The best example of politicians pretending to want accountability and then hating those who they themselves appointed to legally find the truth and apply accountability is seen in the unjustified hate that still lives in many politicians for Ken Starr, one of the most decent and honest men to set foot in Washington in my lifetime.
I like the following blurbs from Sir Winston Churchill:
“The best argument against democracy is a five-minute conversation with the average voter.”
“It has been said that democracy is the worst form of government except all the others that have been tried.”
Actually, in a democracy (as in all systems), some get what they want and others don’t. In the USA (I know we are a ‘Representative Republic’), we are free to contend and vote for what we want but not necessarily to get it.
Accountability huh? I thought “Change” was the big buzzword this year…
Joel (#3),
The Churchill quotes go hand-in-hand with a question that has been troubling me a lot lately: can ANY form of human government survive without eventually being degraded and destroyed by sinful human nature?
Sadly, I think the answer to that is, No. Some, like ours, may last longer than others, but it too is in decline and will eventually self-destruct, unless God intervenes. The Biblical truth is that sin eventually destroys everything it touches.
In the face of this we have two kinds of hope. We have a little hope that God will intervene during our earthly lives and restore America to some semblance of what she once was (until the next cycle of decline). Then we have the BIG hope—the Christian’s eternal destiny— that God will one day close down this whole operation and establish the eternal government of His Kingdom, free of all sin, and which will last forever.
Amen and Amen!
Good points, MM, and I have to agree. All it takes is one generation to fail to pass on a sufficient love of and grasp of our heritage as Americans and it can be lost (it can take several generations to dissolve after that). That’s why Jefferson said something about the price of liberty being eternal vigilance.
There is much truth in what you have said Tony, even if it is a little cynical for my taste.
I believe that Marcus Aurelius said, “The object of life is not to be on the side of the majority, but to escape finding one’s self in the ranks of the insane.”
I believe that the largest problem politically in American is that far to many people, most all professed liberals or progressives and too many Republicans, actually worship government. Politics for these folks is their religion. As I age I gain more respect for those folks in our society, many in my family and among my friends, who do not participate at all in politics. They don’t vote and they don’t talk politics.
It use to strike me as unpatriotic, lazy and irresponsible. But, lately it strikes me as very logical and rational. We have no control over spending, taxes and judges. So, if I am not willing to convert the church of American Politics, then thank you very much I will serve my family, friends and neighbors. I believe that so much of what is left that is great in American is these good folks.
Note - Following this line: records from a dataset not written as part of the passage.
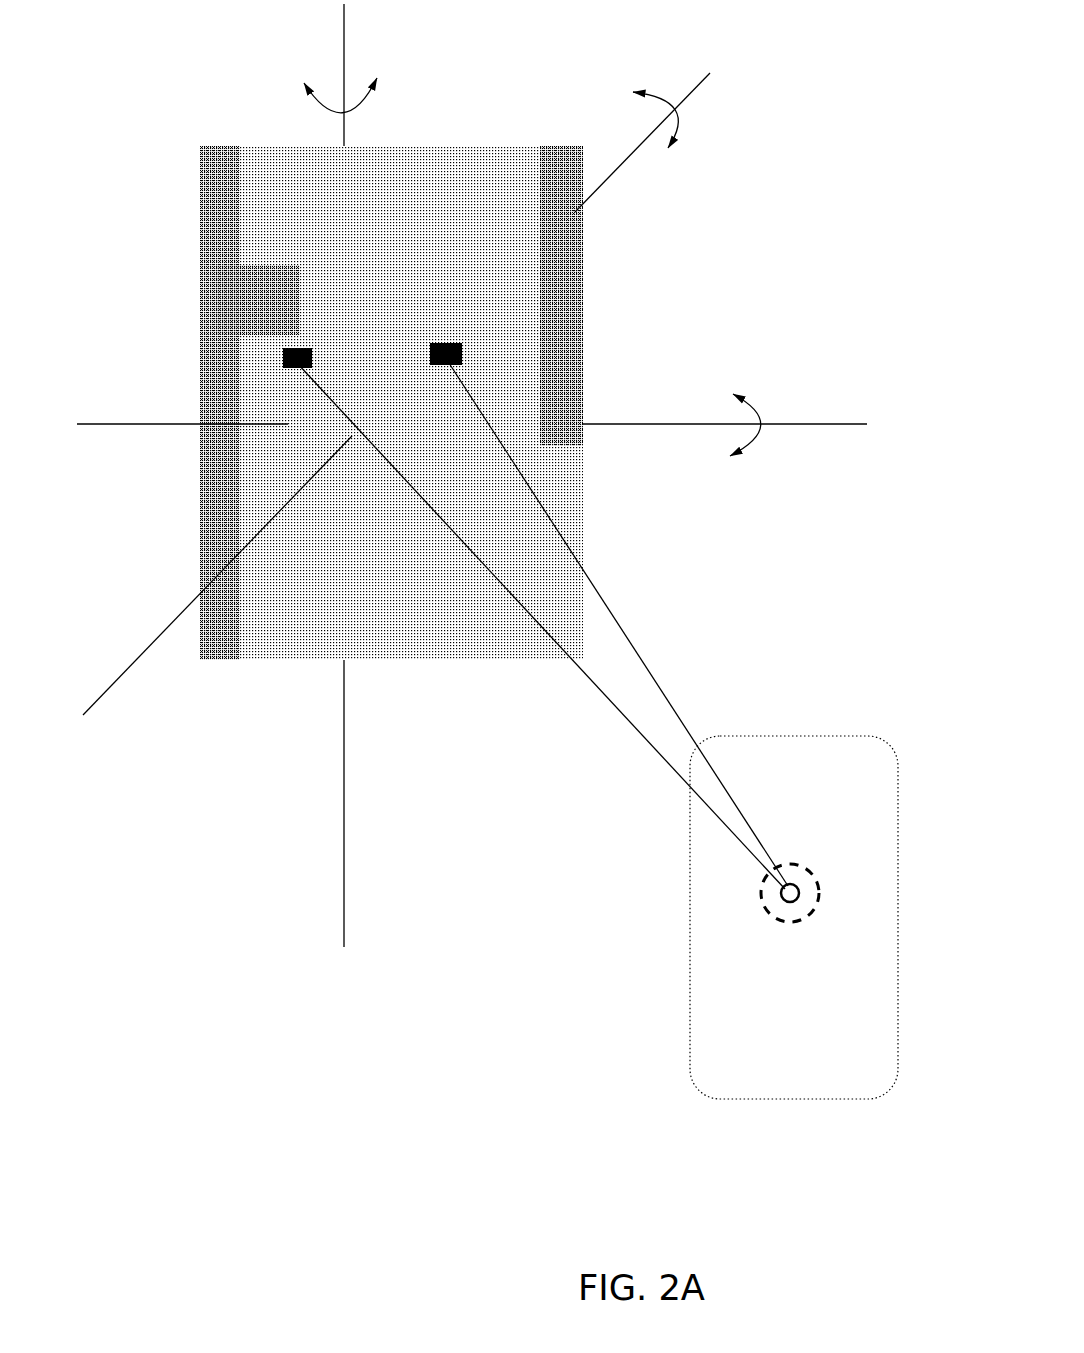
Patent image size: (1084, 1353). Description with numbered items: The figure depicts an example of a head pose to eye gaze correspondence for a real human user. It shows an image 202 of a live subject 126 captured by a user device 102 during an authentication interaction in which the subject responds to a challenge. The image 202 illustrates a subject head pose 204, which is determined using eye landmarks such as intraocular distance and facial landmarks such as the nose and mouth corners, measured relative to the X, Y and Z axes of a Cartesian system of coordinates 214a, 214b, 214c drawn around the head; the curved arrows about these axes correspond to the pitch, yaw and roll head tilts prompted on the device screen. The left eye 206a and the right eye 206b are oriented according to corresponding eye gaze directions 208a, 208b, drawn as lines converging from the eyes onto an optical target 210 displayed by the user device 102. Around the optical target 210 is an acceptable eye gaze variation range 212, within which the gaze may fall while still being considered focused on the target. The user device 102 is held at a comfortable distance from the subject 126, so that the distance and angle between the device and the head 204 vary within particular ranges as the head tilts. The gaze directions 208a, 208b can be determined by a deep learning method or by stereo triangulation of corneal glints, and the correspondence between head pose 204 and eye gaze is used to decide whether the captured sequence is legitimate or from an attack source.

The user device 102 is at (843, 737).
The live subject 126 is at (230, 303).
The image 202 is at (816, 140).
The subject head pose 204 is at (272, 235).
The left eye 206a is at (265, 366).
The right eye 206b is at (463, 354).
The eye gaze direction 208a is at (592, 679).
The eye gaze direction 208b is at (678, 713).
The optical target 210 is at (800, 890).
The acceptable eye gaze variation range 212 is at (812, 912).
The X axis of Cartesian system of coordinates 214a is at (643, 427).
The Y axis of Cartesian system of coordinates 214b is at (347, 907).
The Z axis of Cartesian system of coordinates 214c is at (178, 612).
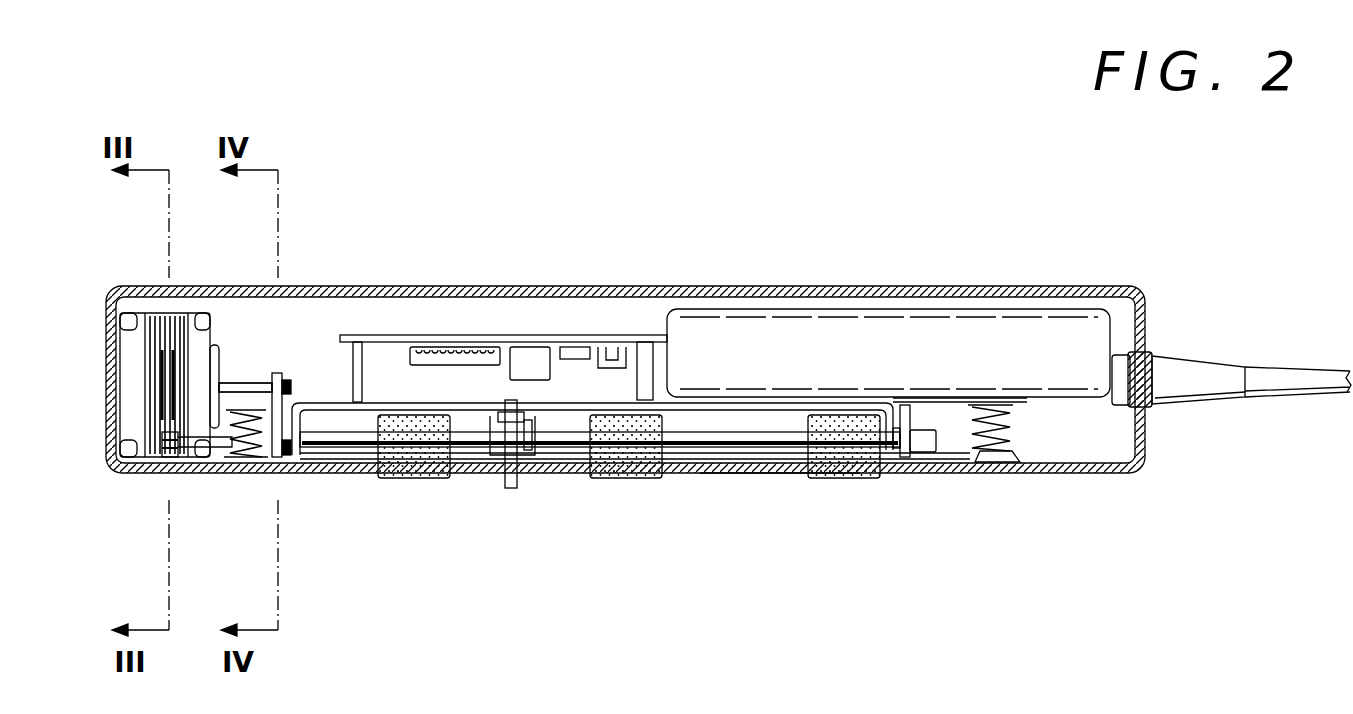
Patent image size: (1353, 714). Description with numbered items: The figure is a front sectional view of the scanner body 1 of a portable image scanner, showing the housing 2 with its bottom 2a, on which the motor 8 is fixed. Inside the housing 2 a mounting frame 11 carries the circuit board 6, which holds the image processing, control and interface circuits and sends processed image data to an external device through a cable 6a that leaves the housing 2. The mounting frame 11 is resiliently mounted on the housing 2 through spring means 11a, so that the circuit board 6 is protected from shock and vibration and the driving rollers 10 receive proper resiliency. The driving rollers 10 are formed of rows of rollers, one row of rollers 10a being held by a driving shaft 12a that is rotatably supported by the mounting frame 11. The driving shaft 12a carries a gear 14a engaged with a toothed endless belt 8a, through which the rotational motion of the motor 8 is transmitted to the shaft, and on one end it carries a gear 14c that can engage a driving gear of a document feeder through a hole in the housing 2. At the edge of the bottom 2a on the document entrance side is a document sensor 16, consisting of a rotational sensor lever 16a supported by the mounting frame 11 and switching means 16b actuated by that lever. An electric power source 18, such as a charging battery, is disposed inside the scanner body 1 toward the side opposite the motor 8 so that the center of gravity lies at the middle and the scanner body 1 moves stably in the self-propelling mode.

The scanner body 1 is at (991, 276).
The housing 2 is at (713, 287).
The bottom 2a is at (777, 475).
The circuit board 6 is at (449, 335).
The cable 6a is at (1305, 387).
The motor 8 is at (140, 374).
The toothed endless belt 8a is at (275, 413).
The driving rollers 10 is at (423, 589).
The rollers 10a is at (413, 479).
The mounting frame 11 is at (565, 402).
The spring means 11a is at (245, 458).
The driving shaft 12a is at (692, 456).
The gear 14a is at (285, 458).
The gear 14c is at (168, 460).
The document sensor 16 is at (549, 510).
The sensor lever 16a is at (510, 488).
The switching means 16b is at (538, 423).
The electric power source 18 is at (845, 333).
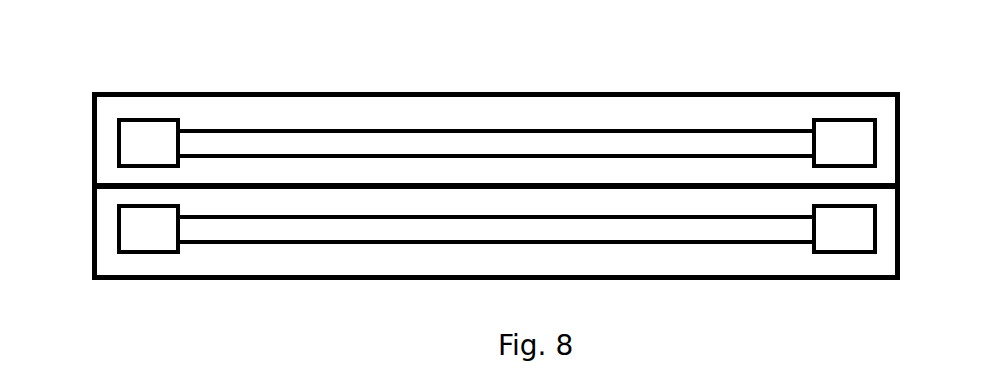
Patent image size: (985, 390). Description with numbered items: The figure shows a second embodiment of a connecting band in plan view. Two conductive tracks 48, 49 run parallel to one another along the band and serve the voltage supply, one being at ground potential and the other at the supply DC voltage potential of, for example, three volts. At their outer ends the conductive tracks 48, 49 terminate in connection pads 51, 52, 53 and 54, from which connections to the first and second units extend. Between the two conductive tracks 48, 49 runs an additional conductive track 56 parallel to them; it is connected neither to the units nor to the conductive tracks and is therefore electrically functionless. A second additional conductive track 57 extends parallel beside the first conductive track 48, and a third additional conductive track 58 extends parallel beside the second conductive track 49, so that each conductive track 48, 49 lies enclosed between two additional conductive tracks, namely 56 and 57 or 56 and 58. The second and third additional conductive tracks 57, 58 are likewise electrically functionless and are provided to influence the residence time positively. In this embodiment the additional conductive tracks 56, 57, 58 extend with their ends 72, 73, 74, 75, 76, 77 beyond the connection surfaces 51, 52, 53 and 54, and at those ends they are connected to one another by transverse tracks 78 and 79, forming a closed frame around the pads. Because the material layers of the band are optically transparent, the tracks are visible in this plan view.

The first conductive track 48 is at (520, 143).
The second conductive track 49 is at (683, 228).
The connection pad 51 is at (148, 142).
The connection pad 52 is at (157, 240).
The connection pad 53 is at (858, 140).
The connection pad 54 is at (853, 225).
The additional conductive track 56 is at (587, 185).
The second additional conductive track 57 is at (430, 93).
The third additional conductive track 58 is at (217, 275).
The end of additional conductive track 72 is at (115, 92).
The end of additional conductive track 73 is at (110, 190).
The end of additional conductive track 74 is at (112, 278).
The end of additional conductive track 75 is at (873, 93).
The end of additional conductive track 76 is at (875, 183).
The end of additional conductive track 77 is at (880, 278).
The transverse track 78 is at (92, 137).
The transverse track 79 is at (902, 200).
Classical Lib wrote; “I believe that the largest problem politically in American is that far to many people, most all professed liberals or progressives and too many Republicans, actually worship government.”
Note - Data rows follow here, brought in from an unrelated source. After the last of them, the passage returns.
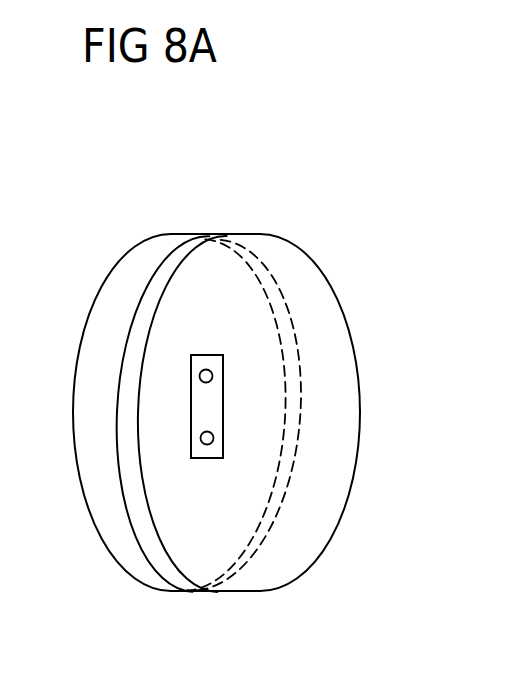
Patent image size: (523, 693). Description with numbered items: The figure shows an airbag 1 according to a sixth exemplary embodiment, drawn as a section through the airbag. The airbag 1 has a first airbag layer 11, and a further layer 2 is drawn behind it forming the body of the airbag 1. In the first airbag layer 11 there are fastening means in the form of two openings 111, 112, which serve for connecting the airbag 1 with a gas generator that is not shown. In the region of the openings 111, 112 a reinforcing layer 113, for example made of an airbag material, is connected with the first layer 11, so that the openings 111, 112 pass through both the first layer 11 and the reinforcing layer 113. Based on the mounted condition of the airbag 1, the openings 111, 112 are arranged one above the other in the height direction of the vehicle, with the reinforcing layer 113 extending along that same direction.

The airbag 1 is at (104, 216).
The drum body 2 is at (195, 589).
The first airbag layer 11 is at (127, 547).
The opening 111 is at (207, 444).
The opening 112 is at (205, 371).
The reinforcing layer 113 is at (207, 412).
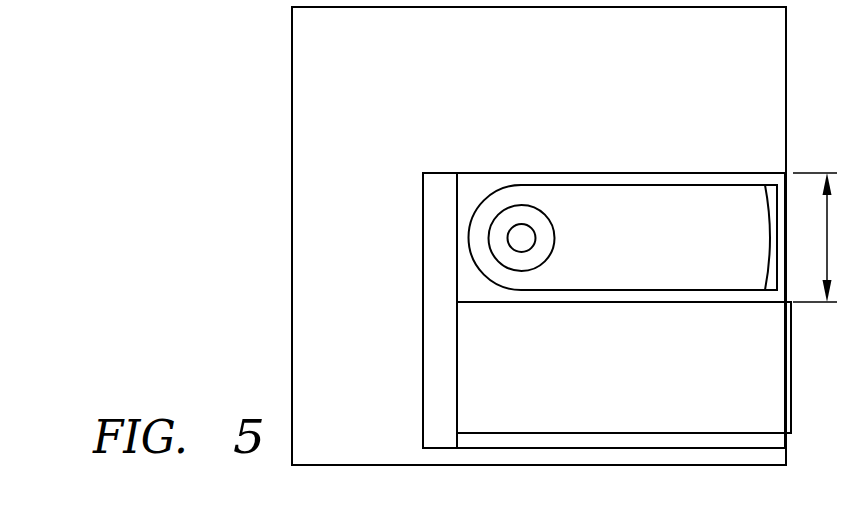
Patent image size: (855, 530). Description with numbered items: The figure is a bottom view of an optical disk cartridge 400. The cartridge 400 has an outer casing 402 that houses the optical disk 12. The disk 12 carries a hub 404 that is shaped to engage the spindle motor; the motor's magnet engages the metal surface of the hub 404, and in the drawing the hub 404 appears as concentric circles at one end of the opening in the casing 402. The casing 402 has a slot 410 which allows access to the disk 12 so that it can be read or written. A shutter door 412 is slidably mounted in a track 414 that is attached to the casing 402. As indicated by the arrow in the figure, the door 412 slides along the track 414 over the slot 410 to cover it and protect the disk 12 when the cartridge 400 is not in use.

The optical disk cartridge 400 is at (240, 296).
The outer casing 402 is at (515, 107).
The hub 404 is at (528, 210).
The slot 410 is at (765, 185).
The shutter door 412 is at (648, 385).
The track 414 is at (430, 309).
The optical disk 12 is at (668, 251).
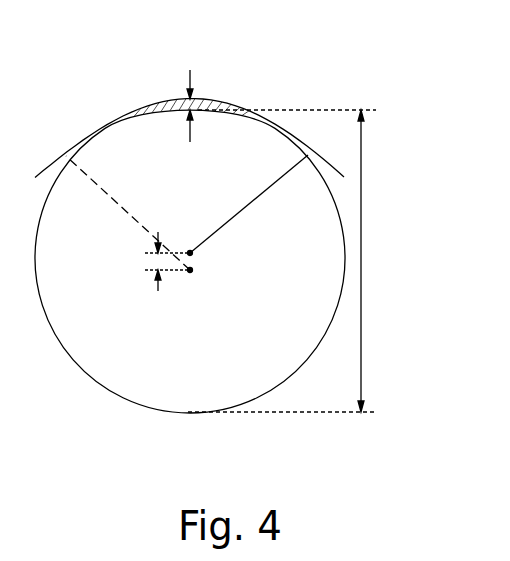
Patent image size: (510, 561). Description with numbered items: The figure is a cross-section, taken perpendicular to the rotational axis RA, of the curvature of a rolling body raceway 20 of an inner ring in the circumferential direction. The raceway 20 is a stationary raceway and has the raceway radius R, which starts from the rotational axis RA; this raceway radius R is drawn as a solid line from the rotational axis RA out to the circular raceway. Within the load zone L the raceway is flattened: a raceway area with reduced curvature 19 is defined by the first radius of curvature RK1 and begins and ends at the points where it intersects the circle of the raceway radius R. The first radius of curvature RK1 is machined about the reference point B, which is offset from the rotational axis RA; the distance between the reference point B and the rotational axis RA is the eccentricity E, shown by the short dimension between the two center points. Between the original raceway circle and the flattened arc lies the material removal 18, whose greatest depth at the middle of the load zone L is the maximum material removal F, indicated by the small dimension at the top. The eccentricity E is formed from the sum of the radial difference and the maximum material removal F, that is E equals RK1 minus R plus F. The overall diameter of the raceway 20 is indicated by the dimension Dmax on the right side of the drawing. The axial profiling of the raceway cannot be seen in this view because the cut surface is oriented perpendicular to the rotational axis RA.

The material removal 18 is at (217, 101).
The raceway area with reduced curvature 19 is at (164, 122).
The rolling body raceway 20 is at (257, 403).
The load zone L is at (152, 89).
The maximum material removal F is at (198, 113).
The maximum diameter Dmax is at (305, 261).
The raceway radius R is at (268, 190).
The first radius of curvature in the circumferential direction RK1 is at (143, 227).
The eccentricity E is at (167, 248).
The rotational axis RA is at (195, 257).
The reference point B is at (193, 274).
Correct. However, the folks who do not participate at all in politics (don’t vote and don’t talk politics) only surrender the whole enterprize over to those who ‘worship’ government. That’s no solution.
In Minnesota, an angry populace punished the Republicans in our state political offices in 2006 by giving huge majorites to the Democrats. Without sufficient resistence, the Democrats just punished the populace with the biggest state-level tax increase ever, and the brunt of it will be carried by the poor and middle classes as sales taxes, gas taxes, and license fees all go up along with inflation that will make food prices rise along with everything that is shipped. A few weak and unprincipled Republicans also caved to help the Dems.
Don’t retreat into fantasyland or cynicism. You have to fight for your principles. Don’t worship government but don’t give it to those who do.